In July, the Oklahoma State Legislature allocated $400,000 to state career technology centers for training Oklahoma volunteer firefighters. Of that amount, Pontotoc Technology Center received $12,500 to help train volunteer firefighters in first response and wildland fires.

First response training is vital because volunteer firefighters are often the first to arrive at emergency situations in rural areas of Pontotoc County. Volunteer firefighters don’t just respond to fires. When vehicle accidents, medical problems, or natural disasters occur in rural areas, in some cases, volunteer firefighters are closer than city emergency responders.

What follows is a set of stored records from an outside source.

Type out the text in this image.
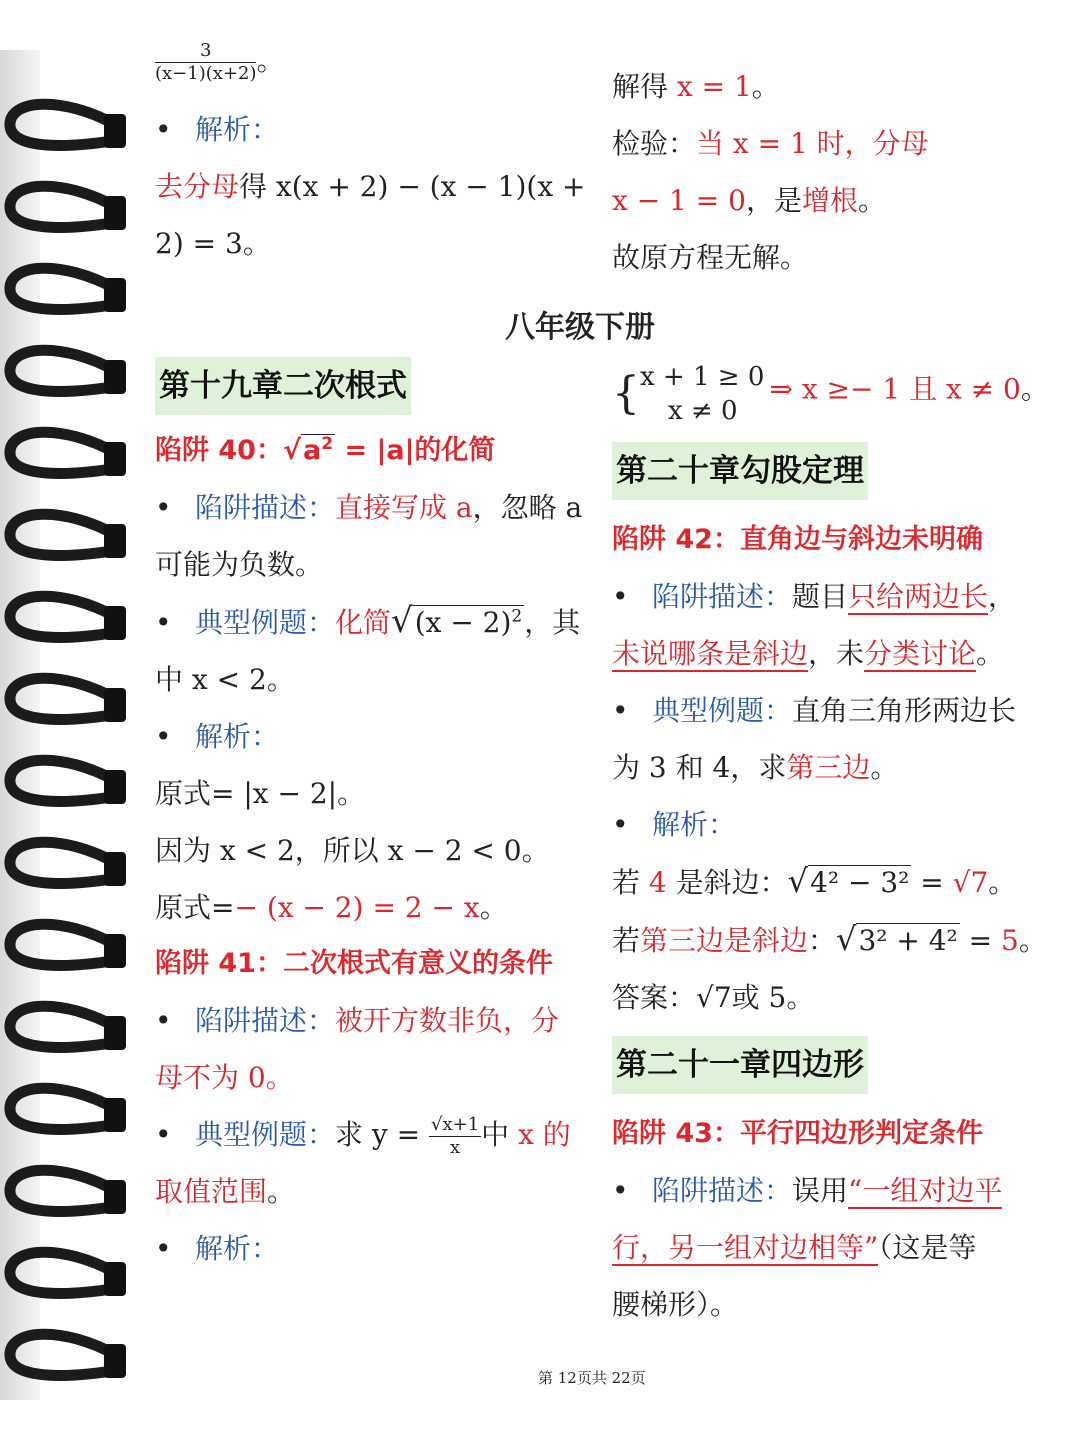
$\frac{3}{(x-1)(x+2)}$ 。
• 解析：
去分母得 x(x + 2) − (x − 1)(x +
2) = 3。
第十九章二次根式
陷阱 40：$√a^2 = |a|$的化简
• 陷阱描述：直接写成 a，忽略 a
可能为负数。
• 典型例题：化简$√(x - 2)^2$，其
中 x < 2。
• 解析：
原式= |x − 2|。
因为 x < 2，所以 x − 2 < 0。
原式=− (x − 2) = 2 − x。
陷阱 41：二次根式有意义的条件
• 陷阱描述：被开方数非负，分
母不为 0。
• 典型例题：求 $y = \frac{√x+1}{x}$ 中 x 的
取值范围。
• 解析：
八年级下册
解得 x = 1。
检验：当 x = 1 时，分母
x − 1 = 0，是增根。
故原方程无解。
{ x + 1 ≥ 0
x ≠ 0
⇒ x ≥− 1 且 x ≠ 0。
第二十章勾股定理
陷阱 42：直角边与斜边未明确
• 陷阱描述：题目只给两边长，
未说哪条是斜边，未分类讨论。
• 典型例题：直角三角形两边长
为 3 和 4，求第三边。
• 解析：
若 4 是斜边：√4² − 3² = √7。
若第三边是斜边：√3² + 4² = 5。
答案：√7或 5。
第二十一章四边形
陷阱 43：平行四边形判定条件
• 陷阱描述：误用“一组对边平
行，另一组对边相等”（这是等
腰梯形）。
第 12页共 22页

First responder training consists of CPR and first aid for various injuries from minor to severe, stabilizing the victim and controlling bleeding. First responders are taught to a level just under Emergency Medical Technician Paramedic.

Bennie Cope, Fire Safety Coordinator at Pontotoc Technology Center, said in the past many volunteer firefighters had to pay for their own training.

“These people volunteer to help those in need, they shouldn’t have to pay for training,” Cope said.

Oil Center Volunteer Fire Captain Marty Duncan said 50 percent of their firefighters are medical first responder trained.

“When a call goes out and someone in a rural area needs an ambulance for a possible heart attack, a bad accident on a farm or vehicle accident, they also call volunteer firefighters to assist and give life saving care to patients until EMS can get them to a hospital,” Duncan said.

Duncan said Oklahoma State Senator Susan Paddack was very instrumental in getting the funds allocated.

“In my opinion, if it hadn’t been for Sen. Paddack, I don’t think it would have come together as well as it did,” Duncan said.